Sylvester Genetics Researcher Receives Prestigious NIH Pioneer Award
A Sylvester Comprehensive Cancer Center genetics researcher was honored today with the prestigious “Pioneer Award” and a five-year $5+ million grant from the National Institutes of Health (NIH). The grant will support Ramin Shiekhattar, Ph.D., professor of human genetics at the University of Miami Miller School of Medicine, in pursuing a novel line of research on “Enhancer RNA Therapy” that could lead to potential treatments for deadly pancreatic cancer, melanomas and other types of diseases.
“The Pioneer Award is for an out-of-the-box idea for groundbreaking, high-impact research,” said Shiekhattar, who is director of the Cancer Epigenetics Research Program at Sylvester, chief of the Division of Cancer Genomics, and the Dr. John T. Macdonald Foundation Department of Human Genetics Professor. It is one of four “High-Risk, High-Reward” national awards supported by the NIH Common Fund and administered by the National Cancer Institute (NCI), which focuses on major opportunities and gaps in biomedical research that require novel approaches to succeed.
Several years ago, the Shiekhattar laboratory identified a new type of RNA known as enhancer RNA (eRNA) that is critical for tissue-specific expression of genes.
“Enhancers regulate genes from a distance, like a switch that turns a light bulb on and off,” Shiekhattar said. “In some cases, an enhancer that is active in a normal cell is silenced by cancer, while in other cases, cancer can activate the enhancer in an abnormal manner. Being able to target the eRNA ‘switches’ on a gene that drives the development or progression of cancer cells could potentially have a huge clinical impact.”
In his laboratory at the Sylvester, Shiekhattar will use the NCI grant to explore the eRNA approach to treating pancreatic and skin cancers. A similar approach could be used to treat pathogenic gene expression in other diseases such as Parkinson’s disease, Alzheimer’s disease and amyotrophic lateral sclerosis (ALS), which are driven by aberrant gene expression.

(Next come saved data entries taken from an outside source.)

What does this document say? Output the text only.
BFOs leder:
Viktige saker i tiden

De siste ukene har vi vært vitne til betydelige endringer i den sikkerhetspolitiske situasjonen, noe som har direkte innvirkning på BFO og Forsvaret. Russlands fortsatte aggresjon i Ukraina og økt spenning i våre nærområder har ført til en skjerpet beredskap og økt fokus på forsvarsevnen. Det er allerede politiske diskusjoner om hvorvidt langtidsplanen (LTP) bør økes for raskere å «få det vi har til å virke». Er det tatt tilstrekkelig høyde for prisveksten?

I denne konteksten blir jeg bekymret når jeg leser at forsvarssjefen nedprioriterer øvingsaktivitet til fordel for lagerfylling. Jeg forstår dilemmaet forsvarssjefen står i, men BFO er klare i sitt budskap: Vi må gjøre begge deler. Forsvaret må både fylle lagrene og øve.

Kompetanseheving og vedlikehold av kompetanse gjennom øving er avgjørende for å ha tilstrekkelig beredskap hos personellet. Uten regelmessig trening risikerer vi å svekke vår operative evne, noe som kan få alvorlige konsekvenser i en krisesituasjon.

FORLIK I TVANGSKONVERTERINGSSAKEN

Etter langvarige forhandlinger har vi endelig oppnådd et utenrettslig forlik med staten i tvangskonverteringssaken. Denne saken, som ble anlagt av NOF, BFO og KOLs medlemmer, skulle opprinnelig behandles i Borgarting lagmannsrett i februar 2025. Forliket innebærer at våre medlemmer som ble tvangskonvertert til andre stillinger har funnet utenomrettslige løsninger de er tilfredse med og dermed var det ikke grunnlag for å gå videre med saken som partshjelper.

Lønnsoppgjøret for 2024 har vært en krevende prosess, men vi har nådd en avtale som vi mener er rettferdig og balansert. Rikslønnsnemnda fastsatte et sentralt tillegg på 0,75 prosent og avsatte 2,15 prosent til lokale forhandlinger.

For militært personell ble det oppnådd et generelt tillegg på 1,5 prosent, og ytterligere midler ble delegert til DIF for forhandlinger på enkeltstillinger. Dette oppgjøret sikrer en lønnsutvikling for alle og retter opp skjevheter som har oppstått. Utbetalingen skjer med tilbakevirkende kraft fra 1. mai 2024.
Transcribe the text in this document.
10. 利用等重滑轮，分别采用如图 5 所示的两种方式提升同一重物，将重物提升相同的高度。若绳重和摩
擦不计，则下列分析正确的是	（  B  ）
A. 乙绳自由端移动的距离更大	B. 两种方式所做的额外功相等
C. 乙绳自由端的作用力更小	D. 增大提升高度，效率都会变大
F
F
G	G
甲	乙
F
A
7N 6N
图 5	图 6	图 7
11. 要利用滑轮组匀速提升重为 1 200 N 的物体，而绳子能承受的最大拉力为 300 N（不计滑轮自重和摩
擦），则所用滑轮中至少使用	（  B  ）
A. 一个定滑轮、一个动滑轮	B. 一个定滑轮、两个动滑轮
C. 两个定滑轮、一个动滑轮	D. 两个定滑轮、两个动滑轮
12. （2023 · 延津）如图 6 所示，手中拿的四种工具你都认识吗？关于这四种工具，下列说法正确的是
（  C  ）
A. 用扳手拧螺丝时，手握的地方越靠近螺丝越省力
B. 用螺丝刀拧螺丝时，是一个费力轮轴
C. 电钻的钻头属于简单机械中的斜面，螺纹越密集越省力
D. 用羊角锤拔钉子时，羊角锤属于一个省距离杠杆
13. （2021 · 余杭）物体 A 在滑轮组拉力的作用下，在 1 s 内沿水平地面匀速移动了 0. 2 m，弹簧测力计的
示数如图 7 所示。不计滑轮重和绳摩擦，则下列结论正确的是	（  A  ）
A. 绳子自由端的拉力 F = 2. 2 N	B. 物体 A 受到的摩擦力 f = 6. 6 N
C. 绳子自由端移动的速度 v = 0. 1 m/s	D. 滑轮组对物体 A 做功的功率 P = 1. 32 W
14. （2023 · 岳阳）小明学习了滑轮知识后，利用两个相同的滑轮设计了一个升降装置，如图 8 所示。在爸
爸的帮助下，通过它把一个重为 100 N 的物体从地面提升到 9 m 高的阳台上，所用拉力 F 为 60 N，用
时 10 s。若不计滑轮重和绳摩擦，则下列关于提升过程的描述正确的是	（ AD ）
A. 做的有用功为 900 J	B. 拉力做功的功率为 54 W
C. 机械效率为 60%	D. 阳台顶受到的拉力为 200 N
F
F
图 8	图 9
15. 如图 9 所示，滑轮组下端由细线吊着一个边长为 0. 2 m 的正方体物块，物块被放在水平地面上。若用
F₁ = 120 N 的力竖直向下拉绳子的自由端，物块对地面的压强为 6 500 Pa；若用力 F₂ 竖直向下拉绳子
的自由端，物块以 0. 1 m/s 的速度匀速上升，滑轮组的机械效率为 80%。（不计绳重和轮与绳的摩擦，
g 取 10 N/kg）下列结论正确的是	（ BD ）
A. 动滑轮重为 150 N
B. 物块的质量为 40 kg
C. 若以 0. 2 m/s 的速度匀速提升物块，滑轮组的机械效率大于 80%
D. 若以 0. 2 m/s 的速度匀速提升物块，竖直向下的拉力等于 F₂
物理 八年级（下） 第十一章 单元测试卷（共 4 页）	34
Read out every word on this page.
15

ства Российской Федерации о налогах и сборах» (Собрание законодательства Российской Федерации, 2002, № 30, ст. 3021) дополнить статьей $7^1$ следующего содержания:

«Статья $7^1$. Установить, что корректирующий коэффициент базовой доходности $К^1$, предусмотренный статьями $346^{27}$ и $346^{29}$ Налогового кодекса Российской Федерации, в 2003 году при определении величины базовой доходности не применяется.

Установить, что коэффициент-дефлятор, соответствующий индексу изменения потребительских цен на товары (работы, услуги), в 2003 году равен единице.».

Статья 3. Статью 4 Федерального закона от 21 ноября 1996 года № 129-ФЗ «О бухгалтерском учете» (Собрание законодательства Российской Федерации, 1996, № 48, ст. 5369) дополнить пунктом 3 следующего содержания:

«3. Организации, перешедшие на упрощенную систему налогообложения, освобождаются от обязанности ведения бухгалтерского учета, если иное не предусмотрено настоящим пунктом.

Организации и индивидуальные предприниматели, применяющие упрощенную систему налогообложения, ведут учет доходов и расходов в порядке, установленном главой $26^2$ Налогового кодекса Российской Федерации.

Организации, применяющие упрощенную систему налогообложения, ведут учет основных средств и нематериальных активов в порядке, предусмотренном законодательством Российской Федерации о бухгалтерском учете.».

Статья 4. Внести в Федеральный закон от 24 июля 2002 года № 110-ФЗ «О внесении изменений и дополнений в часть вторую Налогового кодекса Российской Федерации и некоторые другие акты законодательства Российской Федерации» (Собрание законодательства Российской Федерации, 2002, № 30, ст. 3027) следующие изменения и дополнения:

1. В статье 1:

To target the eRNA “switches,” Shiekhattar will work with small molecules called anti-sense oligonucleotides (ASOs) being developed by Ionis Pharmaceuticals that can inhibit the expression of pathological genes. He added that the enhancers activated by cancer in adults are very tissue-specific, and offer precise targets for potential cancer therapies that would not affect the surrounding healthy tissue.
“Like a surgeon who removes a cancerous tumor, we should be able to use ASOs to affect only the gene expression in the tumor,” he said. “This would be a remarkable advance in precision medicine, and because different cancer patients display different eRNA profiles, we could potentially develop personalized treatments for individuals.”
In addition, this line of research into eRNA profiles could possibly lead to the development of biomarkers to detect pancreatic cancer and melanomas at an earlier stage of their development.
“The NIH recognizes that this is truly a high-risk, high-reward strategy,” Shiekhattar said. “It is risky because this approach has never been tried before, but eRNA treatments have tremendous potential for clinical rewards.”